Johannesburg - The G20 statement over the weekend made promises of future initiatives on global financial regulation and monetary and fiscal stimulus to help global demand, but there was nothing concrete, said Barclays Capital's South African economists in a note on Monday.
"International markets may have gone into the weekend hoping for at least something in terms of joint fiscal or monetary stimulus," they said.
In addition, there may also be some disappointment that additional funds for the IMF were not promised and that China and Saudi Arabia emphasised stimulating domestic demand as their contribution to global recovery rather than pledging funding to the IMF for programmes.
"Japan had announced ahead of the meeting that they would provide an additional $100bn towards this end, which may have got the market's hopes up of more substantial action," said the economists.
A local bond dealer said on Monday that no real direction had
been provided by the G20, and the market would take its direction from the rand and the US later today.
The vulnerability of Africa's economy in light of the food and commodity price volatility caused by the developed world credit crisis came under the spotlight over the weekend at the G20 Leaders' Summit on Financial Markets in the US.
More job losses
South Africa's Presidency said in a press release after the meeting that while African economies were making progress, they are now threatened by the global financial crisis.
Dominique Strauss-Kahn, managing director of the International Monetary Fund, hailed the Group of 20 leaders' call for further fiscal stimulus on Saturday and said that coordinated action is urgently required on that front.
The US Congress will meet this week to consider ways to help the ailing auto industry, among other items, and any news on this front may provide more of a spark for local markets.

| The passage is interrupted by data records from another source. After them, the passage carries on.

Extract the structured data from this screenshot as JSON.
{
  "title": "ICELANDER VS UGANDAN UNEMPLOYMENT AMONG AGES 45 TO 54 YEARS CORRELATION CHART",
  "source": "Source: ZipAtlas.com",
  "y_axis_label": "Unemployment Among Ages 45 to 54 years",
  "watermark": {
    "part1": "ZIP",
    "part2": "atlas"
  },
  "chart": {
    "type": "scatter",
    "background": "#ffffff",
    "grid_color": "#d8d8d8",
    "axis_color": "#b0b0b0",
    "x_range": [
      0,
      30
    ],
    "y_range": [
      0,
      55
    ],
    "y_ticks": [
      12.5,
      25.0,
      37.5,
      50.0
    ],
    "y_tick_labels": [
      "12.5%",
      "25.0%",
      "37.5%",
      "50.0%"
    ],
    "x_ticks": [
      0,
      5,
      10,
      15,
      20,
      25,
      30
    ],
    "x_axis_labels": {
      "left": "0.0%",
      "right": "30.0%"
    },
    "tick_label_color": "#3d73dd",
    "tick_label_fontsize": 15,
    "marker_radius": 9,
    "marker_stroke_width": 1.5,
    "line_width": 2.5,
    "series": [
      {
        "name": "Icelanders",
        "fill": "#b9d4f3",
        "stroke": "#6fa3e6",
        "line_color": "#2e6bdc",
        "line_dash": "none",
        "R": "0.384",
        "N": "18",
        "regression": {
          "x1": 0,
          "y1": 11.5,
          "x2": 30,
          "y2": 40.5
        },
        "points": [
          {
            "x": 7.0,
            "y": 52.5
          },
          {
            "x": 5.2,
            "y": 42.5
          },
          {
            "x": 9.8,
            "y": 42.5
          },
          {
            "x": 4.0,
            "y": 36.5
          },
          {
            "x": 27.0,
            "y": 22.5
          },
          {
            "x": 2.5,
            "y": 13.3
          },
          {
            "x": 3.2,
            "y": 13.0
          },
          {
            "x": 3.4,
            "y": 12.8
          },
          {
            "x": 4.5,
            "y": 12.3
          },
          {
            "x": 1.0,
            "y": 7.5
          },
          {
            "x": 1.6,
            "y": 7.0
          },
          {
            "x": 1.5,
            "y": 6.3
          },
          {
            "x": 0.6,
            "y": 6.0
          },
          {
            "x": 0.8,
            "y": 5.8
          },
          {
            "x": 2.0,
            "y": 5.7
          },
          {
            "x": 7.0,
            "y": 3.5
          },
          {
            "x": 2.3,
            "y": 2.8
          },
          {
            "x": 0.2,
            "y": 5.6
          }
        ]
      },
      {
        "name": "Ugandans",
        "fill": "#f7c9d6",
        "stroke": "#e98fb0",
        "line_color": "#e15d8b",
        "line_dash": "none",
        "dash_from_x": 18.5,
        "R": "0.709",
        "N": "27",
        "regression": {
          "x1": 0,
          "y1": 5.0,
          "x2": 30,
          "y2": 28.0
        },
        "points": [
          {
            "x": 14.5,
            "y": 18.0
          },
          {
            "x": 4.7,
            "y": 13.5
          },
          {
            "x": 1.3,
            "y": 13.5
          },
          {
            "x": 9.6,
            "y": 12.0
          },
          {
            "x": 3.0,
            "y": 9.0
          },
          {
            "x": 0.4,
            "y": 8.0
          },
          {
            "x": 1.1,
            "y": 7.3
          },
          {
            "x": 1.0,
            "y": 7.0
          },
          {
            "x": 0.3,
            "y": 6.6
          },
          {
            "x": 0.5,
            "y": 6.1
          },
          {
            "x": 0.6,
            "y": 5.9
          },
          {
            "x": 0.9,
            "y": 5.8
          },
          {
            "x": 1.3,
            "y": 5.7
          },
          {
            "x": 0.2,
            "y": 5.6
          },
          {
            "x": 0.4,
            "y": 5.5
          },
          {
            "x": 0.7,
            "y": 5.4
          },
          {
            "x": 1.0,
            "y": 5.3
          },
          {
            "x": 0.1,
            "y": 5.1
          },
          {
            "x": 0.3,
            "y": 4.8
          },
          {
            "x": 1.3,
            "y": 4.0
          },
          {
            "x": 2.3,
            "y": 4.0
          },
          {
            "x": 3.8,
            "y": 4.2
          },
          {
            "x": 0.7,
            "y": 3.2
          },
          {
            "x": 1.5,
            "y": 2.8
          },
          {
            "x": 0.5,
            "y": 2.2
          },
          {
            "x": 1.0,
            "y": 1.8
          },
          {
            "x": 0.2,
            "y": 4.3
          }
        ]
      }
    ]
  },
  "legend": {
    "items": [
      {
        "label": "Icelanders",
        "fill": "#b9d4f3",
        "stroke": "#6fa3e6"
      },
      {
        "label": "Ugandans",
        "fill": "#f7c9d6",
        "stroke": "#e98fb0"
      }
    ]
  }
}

US stocks futures are higher on Monday, after markets ended lower on Friday in a late selloff prompted by more discouraging outlooks from consumer and technology companies, including Nordstrom, JC Penney and Nokia, according to Dow Jones Newswires.
South Africa's central bankers meet on December 11 to decide on interest rates and the market is not generally expecting a cut at that time. However, the key piece of data will be October CPI on November 26 where a larger-than-expected fall could raise hopes of a cut in light of recessionary conditions in the retail and vehicle markets locally and slowdown in borrowing.
The threat from the financial crisis to prices will also need to be weighed, if more evidence of job losses comes to the fore.